Thermalized chemical reactions driven under dynamical load are characteristic of activated dynamics for arbitrary nonautonomous systems. Recent generalizations of transition state theory to obtain formally exact rates have required the construction of a time-dependent transition state trajectory. Here, we show that Lagrangian descriptors can be used to obtain this structure directly. By developing a phase space separatrix that is void of recrossings, these constructs allow for the principal criterion in the implementation of modern rate theories to be satisfied. Thus, the reactive flux over a time-varying barrier can be determined without ambiguity in chemical reactions. The generality of the formalism suggests that this approach is applicable to any activated system subjected to arbitrary driving and thermal fluctuations.

Figure 1

Phase space contour plots of $L({\mathbf{q}}_0,t_0)$ for varying values of $t_0$ are shown in (a)–(d) for a symmetrical barrier ($\kappa =1,\gamma =0$) and in (g)–(j) for a thermalized asymmetrical barrier ($\kappa =0.5,\gamma =25m_u/\mathrm{ps}$). In all panels, the TS trajectory $\mathcal{T}(t)$ is shown as a striped curve (white-orange) and the stable manifold is shown as a dashed curve (white). In the athermal case, $\mathcal{T}$ is shown over an entire period of oscillation, while in the thermal case, it is shown over the interval $[0,t_0]$. The time-varying potential surface is shown above in units of $k_{B}T$ at 298 K, which is the temperature of the thermal bath.
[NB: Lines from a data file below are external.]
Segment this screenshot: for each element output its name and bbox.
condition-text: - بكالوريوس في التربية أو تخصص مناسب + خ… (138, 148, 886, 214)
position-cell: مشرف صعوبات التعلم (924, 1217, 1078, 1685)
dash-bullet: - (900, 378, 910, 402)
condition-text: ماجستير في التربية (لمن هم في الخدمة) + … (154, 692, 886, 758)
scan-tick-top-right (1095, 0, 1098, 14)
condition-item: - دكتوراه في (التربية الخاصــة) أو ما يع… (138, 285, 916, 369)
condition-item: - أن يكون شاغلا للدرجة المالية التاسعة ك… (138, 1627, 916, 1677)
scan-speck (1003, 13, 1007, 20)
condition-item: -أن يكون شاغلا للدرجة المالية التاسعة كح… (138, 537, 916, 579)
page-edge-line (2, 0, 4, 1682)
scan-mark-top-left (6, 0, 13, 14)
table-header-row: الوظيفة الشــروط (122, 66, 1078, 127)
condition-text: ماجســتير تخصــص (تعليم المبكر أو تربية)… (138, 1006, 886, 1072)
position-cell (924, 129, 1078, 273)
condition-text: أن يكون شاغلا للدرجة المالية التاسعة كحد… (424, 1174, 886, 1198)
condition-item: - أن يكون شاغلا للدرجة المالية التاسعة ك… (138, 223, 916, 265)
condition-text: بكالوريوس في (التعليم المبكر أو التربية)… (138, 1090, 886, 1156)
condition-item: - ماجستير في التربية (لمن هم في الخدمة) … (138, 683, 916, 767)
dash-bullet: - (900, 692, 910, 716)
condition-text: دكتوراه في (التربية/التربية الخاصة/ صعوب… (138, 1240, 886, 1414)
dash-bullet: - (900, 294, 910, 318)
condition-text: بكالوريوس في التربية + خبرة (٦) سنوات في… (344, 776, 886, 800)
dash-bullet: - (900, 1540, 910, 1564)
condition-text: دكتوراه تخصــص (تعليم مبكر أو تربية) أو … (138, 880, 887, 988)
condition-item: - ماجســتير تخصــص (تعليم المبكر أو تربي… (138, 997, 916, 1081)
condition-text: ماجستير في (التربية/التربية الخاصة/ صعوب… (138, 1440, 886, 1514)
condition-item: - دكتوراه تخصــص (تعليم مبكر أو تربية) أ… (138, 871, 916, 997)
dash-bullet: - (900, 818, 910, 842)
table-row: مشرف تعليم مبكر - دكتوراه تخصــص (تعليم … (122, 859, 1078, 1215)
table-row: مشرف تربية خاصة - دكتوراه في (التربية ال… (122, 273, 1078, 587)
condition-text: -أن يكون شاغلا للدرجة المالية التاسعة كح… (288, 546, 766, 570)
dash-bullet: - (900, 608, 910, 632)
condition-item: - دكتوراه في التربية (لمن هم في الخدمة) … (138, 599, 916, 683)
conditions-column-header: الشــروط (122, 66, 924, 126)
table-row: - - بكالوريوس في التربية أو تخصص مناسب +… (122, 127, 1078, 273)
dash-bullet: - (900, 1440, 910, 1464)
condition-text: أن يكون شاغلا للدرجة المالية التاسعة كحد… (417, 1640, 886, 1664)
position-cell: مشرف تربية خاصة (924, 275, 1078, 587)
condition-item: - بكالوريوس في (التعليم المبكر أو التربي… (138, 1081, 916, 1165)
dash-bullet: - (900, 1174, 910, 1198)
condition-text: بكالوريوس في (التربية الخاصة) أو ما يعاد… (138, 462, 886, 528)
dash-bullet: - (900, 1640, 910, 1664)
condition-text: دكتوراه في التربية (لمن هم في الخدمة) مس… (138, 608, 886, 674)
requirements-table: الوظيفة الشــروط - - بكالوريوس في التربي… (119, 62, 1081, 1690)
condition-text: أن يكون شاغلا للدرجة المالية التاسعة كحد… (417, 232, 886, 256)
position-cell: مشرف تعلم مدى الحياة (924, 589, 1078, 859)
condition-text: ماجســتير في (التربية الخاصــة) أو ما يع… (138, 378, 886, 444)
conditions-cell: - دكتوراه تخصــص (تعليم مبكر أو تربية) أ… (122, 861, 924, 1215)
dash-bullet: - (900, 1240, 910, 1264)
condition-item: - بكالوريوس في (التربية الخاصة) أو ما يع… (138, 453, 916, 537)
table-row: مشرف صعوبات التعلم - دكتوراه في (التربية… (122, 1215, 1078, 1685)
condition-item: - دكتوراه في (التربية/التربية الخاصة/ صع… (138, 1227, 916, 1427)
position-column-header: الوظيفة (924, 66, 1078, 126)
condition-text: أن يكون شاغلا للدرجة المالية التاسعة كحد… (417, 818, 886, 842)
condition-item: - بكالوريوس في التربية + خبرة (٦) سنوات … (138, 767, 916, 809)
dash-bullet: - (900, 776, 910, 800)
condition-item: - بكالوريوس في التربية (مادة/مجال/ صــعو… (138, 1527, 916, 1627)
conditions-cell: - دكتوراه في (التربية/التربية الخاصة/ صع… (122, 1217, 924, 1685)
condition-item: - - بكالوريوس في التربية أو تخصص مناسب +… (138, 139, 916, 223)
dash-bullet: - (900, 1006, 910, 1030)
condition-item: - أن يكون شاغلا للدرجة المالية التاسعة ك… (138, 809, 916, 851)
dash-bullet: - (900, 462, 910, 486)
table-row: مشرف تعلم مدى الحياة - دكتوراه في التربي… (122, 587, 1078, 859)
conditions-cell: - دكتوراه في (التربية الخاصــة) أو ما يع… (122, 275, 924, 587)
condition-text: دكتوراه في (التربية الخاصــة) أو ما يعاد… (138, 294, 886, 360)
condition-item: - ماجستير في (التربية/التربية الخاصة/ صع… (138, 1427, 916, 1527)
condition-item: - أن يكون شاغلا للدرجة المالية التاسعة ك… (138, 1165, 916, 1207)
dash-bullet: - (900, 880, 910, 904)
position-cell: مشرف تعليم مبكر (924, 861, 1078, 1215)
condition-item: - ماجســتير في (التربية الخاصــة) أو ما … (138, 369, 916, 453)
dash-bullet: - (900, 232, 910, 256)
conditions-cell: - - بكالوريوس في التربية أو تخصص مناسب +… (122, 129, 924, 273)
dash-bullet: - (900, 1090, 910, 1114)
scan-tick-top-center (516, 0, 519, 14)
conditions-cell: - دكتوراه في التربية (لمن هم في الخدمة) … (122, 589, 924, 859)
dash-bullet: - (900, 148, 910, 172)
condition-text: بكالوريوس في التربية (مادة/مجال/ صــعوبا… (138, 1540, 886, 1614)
The corresponding values of $t_0$ are marked in (e) and (f) for thermal and athermal cases, respectively, with trajectories of $\mathcal{T}$, $\mathcal{F}$, as well as $\dot{\mathcal{T}}$ (units shown at right). The thermal driving (gray) given by ${\int }_t^{t+\mathrm{\Delta }t}{\xi }_{\alpha }(t^{\prime })d{t}^{\prime }$ is shown in (f) for each integration time step $\mathrm{\Delta }t=0.001\mathrm{ps}$ [36]. Parameters in all panels are $\tau =0.5\mathrm{ps}$, $m=10\hspace{0.17em}{m}_u$, $c_1=c_2=0.75\AA$, ${\mathrm{\Omega }}_1=15{\mathrm{ps}}^{-1}$, $a=0.85{\AA }^{-1}$, and ${\tau }_{\mathrm{w}}=0.2\mathrm{ps}$.

Figure 2

Surfaces formed by $L({\mathbf{q}}_0,t_0)$ with $\tau =0.5\mathrm{ps}$ are shown above for athermal symmetrical (a)–(c) and thermalized asymmetrical (d)–(f) barriers with the corresponding contour plot shown below in each panel. The initial times are (from top to bottom) $t_0\in \{0,0.129,0.356\}$ (left panel) and $t_0\in \{0,0.209,0.4\}$ (right panel). All units and parameters are as in Fig. 1. (g) Calculation of $L_{f,b}$ with $q_0$ held constant at the marked values and $\tau =0.75\mathrm{ps}$.

Figure 3

Phase portraits of (a) forward-time and (b) backward-time integration of an ensemble of trajectories in a thermal environment. The initial position for every trajectory is $q_0=-1\AA$. Pieces of the stable ${\mathcal{W}}^s$ and unstable ${\mathcal{W}}^u$ manifolds at $t_0=0$ are shown in white and marked accordingly. Contour plots of the forward-time and backward-time surface $L_{f,b}$ with $\tau =1.0\mathrm{ps}$ are shown in (c) and (d), respectively. Parameters in all panels are as in the asymmetrical thermalized case in Fig. 1.

Figure 4

Time evolution of a swarm of trajectories in (a) athermal and (b) thermal environments. Each trajectory is colored according to the difference in initial velocity with respect to the stable manifold at $q_0=\mathcal{T}(0)-1\AA$ and $t_0=0$. The trajectories of two dividing surfaces: the TS trajectory (orange) and the instantaneous BT (striped black) are also shown. The respective reactant populations $P$ for each choice of dividing surface and the additional static surface $q=0$ are shown below. The system parameters are as in Fig. 1.